# Hi, Newbie here looking for some advice



## billyboy (Aug 28, 2008)

Hi,

Im in the market for a TT 225. I test drove one on wednesday and loved it. It was black, 02 plate, 54k miles.

Ive been looking through the forum and found it very useful.

Just wanna brush up on a few things: I didnt even know the TT got facelifted? Can someone tell me what year the facelift came in and what was changed on the facelifted cars?

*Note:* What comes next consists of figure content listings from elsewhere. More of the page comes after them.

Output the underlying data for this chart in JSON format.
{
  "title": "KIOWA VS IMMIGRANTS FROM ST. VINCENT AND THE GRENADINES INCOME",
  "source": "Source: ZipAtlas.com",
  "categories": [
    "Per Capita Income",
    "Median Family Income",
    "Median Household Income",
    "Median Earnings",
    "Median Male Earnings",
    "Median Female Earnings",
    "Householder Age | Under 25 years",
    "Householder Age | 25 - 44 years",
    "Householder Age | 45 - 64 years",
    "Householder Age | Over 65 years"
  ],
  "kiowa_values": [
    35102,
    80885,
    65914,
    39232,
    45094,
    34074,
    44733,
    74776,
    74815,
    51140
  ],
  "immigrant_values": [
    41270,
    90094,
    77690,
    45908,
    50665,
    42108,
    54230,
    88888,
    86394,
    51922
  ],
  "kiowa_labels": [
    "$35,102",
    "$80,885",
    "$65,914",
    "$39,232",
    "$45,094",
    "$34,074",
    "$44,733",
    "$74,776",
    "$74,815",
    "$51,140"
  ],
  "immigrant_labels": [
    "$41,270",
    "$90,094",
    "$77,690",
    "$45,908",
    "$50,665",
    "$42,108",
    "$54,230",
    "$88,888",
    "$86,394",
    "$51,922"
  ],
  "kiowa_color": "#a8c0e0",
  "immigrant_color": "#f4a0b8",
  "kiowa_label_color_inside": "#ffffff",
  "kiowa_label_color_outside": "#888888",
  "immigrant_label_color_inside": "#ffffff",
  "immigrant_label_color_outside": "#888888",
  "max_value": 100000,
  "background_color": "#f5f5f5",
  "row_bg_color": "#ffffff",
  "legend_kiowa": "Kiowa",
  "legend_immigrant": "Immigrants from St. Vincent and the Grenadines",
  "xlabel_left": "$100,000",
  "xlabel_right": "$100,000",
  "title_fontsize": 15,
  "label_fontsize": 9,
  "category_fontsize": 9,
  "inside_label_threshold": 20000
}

Also i know the modding bug is gonna bite me and ive been looking at a Stage 1 APR remap, and a new induction of some sort. Also does the TT run a re-circulating dv? or a dv of somesort?

Thanks for your help.


----------



## YELLOW_TT (Feb 25, 2004)

Face lift came in with the 02 reg cars how ever there were still some oldpre facelift TTs on an 02 reg the facelift gave 18 in wheels lower ride hight alloy gear knob andon the 225s titanium head light


----------



## paceyjg (Aug 19, 2008)

Hi mate i am also looking for my first TT - the upgrades came in Oct 02 - you can tell the difference mainly by the grill. Old ones have 5 bars, new ones 3 bars.


----------



## YELLOW_TT (Feb 25, 2004)

paceyjg said:


> Hi mate i am also looking for my first TT - the upgrades came in Oct 02 - you can tell the difference mainly by the grill. Old ones have 5 bars, new ones 3 bars.


Sorry but you are wrong the 3 bar grill did not come untill well after the face lift in early 2002


----------